The first part of the answer to this question results in strange looks from the novice. I tell them that most birds don't need our help to make it through the winter. God gave them the instinct and wherewithal to find food and shelter in order to survive until next spring.
On the other hand, if you want to give wild birds in your landscape and garden a helping hand during this winter, but have never done so before, here are some suggestions.
Start by feeding birds that pass through your landscape. There are all kinds of seed, seed mixes and other food sources on the market. Keep it simple. Purchase a small bag of black oil sunflower seed because it seems to be a favorite of the widest range of bird species.
Next purchase a bird feeder with large seed ports that allow a bird's access to the sunflower seed. Again, there are all makes and models of bird feeders on the market. To start with, I would suggest a small tube feeder with perches below the seed port. Purchase one that has a wire bail on top to hang the feeder.
Place the feeder somewhere in your landscape that is visible from a place in your home where you spend a lot of time. My mother-in-law hung her bird feeder from a shepherds hook placed in the middle of the yard where she could see it from the kitchen sink and from a picture window in the family room.
If the birds do not frequent the new bird feeder, move it near trees or shrubs in the landscape. Birds use these plants as roosts and shelter. After the birds have found the bird feeder, move it every few days 10 feet toward the location where you want to keep it permanently.

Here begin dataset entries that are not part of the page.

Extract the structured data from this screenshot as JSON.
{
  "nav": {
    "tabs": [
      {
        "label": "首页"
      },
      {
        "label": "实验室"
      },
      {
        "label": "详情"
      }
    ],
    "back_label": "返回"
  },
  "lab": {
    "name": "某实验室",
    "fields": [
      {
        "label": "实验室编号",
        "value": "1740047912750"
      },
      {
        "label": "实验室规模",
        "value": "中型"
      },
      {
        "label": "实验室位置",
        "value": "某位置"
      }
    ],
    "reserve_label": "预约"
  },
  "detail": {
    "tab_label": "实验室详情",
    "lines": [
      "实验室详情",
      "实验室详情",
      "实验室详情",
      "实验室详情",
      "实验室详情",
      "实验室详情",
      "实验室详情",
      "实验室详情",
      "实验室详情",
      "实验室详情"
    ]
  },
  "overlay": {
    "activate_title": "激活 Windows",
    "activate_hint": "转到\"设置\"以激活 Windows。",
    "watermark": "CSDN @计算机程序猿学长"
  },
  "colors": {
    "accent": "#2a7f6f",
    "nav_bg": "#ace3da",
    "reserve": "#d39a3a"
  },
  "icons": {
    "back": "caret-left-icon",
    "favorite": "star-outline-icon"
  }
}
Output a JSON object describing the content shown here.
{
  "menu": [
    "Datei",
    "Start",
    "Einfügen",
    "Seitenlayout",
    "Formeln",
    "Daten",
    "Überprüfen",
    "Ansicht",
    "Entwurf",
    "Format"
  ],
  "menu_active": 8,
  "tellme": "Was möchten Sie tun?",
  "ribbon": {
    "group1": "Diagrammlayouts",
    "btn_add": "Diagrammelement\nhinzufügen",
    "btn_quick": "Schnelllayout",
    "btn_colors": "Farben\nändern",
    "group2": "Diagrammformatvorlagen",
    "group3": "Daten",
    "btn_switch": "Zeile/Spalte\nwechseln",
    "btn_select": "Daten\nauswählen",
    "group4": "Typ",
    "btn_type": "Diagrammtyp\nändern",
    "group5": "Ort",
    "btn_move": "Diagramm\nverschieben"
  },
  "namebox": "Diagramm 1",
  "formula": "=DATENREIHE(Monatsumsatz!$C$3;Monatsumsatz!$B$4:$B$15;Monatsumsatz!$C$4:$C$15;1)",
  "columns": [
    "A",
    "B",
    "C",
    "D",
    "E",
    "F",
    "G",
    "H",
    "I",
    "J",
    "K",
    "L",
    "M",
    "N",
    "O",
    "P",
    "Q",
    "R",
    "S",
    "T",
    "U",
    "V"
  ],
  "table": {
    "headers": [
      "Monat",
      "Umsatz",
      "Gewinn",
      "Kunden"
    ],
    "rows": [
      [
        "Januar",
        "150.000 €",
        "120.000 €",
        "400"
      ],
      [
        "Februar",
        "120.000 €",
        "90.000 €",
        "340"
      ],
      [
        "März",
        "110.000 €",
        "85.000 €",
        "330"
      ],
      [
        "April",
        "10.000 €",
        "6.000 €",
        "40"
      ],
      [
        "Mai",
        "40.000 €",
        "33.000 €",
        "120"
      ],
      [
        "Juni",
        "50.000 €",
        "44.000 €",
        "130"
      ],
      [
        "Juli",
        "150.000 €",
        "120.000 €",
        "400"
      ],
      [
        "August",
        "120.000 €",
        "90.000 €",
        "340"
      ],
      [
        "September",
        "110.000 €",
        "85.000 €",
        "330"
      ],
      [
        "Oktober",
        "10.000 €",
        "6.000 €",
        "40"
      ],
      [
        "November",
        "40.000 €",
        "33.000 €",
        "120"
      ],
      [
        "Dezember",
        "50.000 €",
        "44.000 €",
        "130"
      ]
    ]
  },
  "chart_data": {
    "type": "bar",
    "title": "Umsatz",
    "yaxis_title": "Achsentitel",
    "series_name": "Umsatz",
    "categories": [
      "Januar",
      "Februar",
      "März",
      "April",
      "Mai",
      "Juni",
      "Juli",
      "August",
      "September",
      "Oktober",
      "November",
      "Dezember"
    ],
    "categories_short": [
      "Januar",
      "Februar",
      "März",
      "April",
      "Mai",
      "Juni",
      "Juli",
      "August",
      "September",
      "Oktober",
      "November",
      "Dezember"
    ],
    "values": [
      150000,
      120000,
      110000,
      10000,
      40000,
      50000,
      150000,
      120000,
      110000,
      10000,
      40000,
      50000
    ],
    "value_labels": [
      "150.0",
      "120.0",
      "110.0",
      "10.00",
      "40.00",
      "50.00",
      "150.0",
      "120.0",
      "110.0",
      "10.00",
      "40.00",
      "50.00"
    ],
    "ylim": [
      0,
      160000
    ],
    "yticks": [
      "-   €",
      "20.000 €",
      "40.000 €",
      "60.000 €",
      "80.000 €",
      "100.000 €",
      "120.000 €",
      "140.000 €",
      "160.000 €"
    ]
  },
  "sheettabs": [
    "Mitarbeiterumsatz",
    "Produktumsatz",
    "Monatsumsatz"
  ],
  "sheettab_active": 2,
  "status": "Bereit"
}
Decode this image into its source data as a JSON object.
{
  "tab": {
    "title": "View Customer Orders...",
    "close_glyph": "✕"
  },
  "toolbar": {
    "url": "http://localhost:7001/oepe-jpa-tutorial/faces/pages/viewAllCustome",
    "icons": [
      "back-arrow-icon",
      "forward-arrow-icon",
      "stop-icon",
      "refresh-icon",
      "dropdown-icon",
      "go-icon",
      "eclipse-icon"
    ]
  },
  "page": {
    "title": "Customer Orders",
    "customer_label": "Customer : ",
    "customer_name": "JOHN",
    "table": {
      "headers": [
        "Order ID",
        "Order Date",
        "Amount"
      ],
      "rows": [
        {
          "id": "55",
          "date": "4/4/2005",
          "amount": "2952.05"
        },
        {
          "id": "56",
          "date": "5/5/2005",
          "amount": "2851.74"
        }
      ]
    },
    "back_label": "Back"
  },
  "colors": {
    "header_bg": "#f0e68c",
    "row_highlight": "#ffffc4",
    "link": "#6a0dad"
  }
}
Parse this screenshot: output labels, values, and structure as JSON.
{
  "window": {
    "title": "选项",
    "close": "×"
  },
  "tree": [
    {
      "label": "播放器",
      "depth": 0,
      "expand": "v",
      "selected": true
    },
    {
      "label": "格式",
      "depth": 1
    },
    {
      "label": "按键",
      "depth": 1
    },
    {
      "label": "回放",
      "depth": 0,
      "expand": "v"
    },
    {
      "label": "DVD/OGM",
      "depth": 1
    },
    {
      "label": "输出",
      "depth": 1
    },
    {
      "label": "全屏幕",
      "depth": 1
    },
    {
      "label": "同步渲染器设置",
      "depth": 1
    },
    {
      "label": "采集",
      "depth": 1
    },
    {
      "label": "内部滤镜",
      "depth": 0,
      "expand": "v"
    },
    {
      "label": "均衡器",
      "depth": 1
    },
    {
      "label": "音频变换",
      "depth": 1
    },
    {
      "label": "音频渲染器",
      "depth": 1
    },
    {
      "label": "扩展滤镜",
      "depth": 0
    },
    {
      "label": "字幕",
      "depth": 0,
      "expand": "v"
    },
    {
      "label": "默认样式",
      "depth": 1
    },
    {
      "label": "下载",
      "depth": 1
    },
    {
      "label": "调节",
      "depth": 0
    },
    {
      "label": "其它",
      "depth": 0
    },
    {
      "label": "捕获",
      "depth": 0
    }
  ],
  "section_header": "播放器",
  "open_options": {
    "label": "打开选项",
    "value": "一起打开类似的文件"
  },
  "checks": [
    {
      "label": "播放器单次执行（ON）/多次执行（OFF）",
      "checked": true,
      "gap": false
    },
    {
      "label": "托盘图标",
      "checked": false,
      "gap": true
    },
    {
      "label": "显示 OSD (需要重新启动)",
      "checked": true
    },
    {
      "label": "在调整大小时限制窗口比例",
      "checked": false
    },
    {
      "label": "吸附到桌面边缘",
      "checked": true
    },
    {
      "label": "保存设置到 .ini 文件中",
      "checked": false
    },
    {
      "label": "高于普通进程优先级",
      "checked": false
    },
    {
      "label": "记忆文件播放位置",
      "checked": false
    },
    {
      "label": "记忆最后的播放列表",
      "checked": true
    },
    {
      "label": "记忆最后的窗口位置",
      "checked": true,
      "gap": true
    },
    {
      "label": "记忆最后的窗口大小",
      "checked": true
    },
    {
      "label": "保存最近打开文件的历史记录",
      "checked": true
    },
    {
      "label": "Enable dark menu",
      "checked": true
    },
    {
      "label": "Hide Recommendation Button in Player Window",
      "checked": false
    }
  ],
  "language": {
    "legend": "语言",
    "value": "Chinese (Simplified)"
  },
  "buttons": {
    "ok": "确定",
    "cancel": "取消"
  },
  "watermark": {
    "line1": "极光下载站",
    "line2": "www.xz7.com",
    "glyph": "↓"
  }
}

My mother-in-law placed binoculars and a Peterson Field Guide to the Birds at the window in her kitchen. When she saw a bird she couldn't identify, she simply paged through the field guide until she found a match. She had fun keeping records of the different varieties of birds that frequented her bird feeder.
If you would like to have some family fun this winter while learning about nature and bringing color to your yard, start feeding the wild birds that frequent your landscape. It can be an eye-popping experience for all.